Jésus ne veut accorder aux gens de son époque que ce qu’il nomme « le signe de Jonas ». Qu’entend-il par là ? Jonas est ce prophète très spécial, ridicule, qui a tenté par tous les moyens d’échapper au mandat qu’il avait reçu de Dieu, parce qu’il trouvait inadmissible le message à proclamer, trop généreux, trop ouvert. Après son détour sur un navire et dans le ventre de la baleine, le voilà contraint de délivrer quand même, à son corps défendant, le message de repentance dont il était chargé. Il traverse tout seul, tout faible et peu convaincu la grande ville de Ninive. Or, à son grand étonnement, sa prédication porte, et tout Ninive se convertit, le roi en tête. La Parole de Dieu, simple et nue, sans apprêt, a agi d’elle-même. Voilà le signe de Jonas, la seule chose que Jésus veut offrir à ses contemporains. Les évangélistes ont aussi interprété les trois jours que Jonas a passé dans le ventre du gros poisson comme une préfiguration des trois jours qui séparent la croix de la résurrection de Jésus. L’un et l’autre, la parole nue et la croix montrent que Dieu veut révéler son projet à travers la faiblesse humaine, à travers l’incarnation.
C’est ce qui semble insuffisant aux interlocuteurs de Jésus : ils veulent un super-signe. Ils ne voient pas que Jésus prend au sérieux la réalité de Dieu, la Parole de Dieu et qu’il l’incarne parfaitement dans sa vie. Confinés dans leurs habitudes, soumis à l’ordre social et à toutes les fatalités de l’histoire, ces gens résistent à la dynamique du Royaume que Jésus introduit en paroles et en gestes La Reine de Saba les condamnera, dit Jésus, elle, une païenne qui avait fait un long voyage pour bénéficier de la sagesse de Salomon. Les Ninivites les condamneront, car ces païens s’étaient repentis en écoutant le prophète Jonas. Or, n’y a-t-il pas ici, en Jésus, plus de force et de sagesse encore ? Cette annonce de condamnation vaut pour nous un avertissement.0
3. Pas de super-signes…
Car enfin, pour autant que les gens d’aujourd’hui nous demandent quelque chose, ne réclament-ils pas de nous, de notre Église, des super-signes aussi, pour authentifier notre Évangile ? Comment allons-nous répondre ? Certaines sectes offrent des soirées de guérisons instantanées, grands shows débordants de prières incantatoires et d’alléluias.
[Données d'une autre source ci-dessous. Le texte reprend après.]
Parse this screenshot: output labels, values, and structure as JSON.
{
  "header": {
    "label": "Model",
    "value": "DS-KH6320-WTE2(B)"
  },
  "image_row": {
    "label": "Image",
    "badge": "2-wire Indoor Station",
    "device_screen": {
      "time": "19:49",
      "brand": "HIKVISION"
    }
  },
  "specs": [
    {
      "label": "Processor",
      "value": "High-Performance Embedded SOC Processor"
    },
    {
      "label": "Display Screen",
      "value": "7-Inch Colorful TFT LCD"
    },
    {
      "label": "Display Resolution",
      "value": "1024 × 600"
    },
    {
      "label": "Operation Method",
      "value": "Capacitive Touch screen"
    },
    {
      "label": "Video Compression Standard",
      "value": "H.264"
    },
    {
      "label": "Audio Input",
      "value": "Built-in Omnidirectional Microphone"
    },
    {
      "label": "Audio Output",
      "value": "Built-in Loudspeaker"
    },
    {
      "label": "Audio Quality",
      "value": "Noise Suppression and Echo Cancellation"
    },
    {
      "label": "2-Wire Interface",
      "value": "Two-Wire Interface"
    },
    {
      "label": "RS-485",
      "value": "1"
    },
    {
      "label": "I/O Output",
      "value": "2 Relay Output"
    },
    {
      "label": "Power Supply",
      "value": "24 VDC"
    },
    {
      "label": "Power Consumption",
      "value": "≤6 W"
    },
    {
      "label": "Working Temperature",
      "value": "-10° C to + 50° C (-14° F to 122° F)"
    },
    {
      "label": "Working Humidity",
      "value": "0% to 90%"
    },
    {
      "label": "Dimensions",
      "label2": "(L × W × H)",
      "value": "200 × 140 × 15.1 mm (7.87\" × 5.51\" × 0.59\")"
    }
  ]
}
Ces représentations de miraculés attirent des centaines de personnes. Ce n’est pas le créneau de notre Église, heureusement et peut-être attend-on d’elles d’autres super-signes : une organisation hyper-efficace, une action sociale puissante et tous azimuts, le gros succès populaire à travers toutes les générations, des enfants aux personnes âgées, une idéologie archi-convaincante qui domine la culture ambiante.
Bien sûr, nous ne délivrons aucun de ces super-signes et notre Église ne dégage aucune lumière aveuglante, aucun feu d’artifices. Je crois, cependant, que sommes présents et que nous offrons des réponses nombreuses et diverses, sans doute très perfectibles. A cause du signe de Jonas, nous devons éviter de penser que, par elle-même, l’utilisation de gros moyens extérieurs serait une clé de succès. D’un autre côté, le signe de Jonas ne doit pas être un prétexte à la paresse, à laisser en friche l’imagination, l’envergure, la vraie force.
4. La Parole qui fait signe
Gardons en tête ces deux choses : que Dieu ne nous refuse pas toutes sortes de signes qui nous rappellent sa fidélité et sa bonté. Mais ils ne viennent pas directement du ciel. Ils viennent de la terre, ils sont incarnés dans des mots et des gestes de personnes rencontrées. Le Saint-Esprit que Dieu nous donne nous aide à les lire. Et ils nous aident puissamment à nous diriger et à vivre.
Deuxièmement, Dieu attend que notre obéissance à l’Évangile fasse signe pour nos contemporains. Qu’ainsi ils puissent faire de nouveaux pas vers la foi et l’espérance. Mais, nous n’avons pas tant à croire en notre efficacité qu’en celle de la Parole qui nous habite.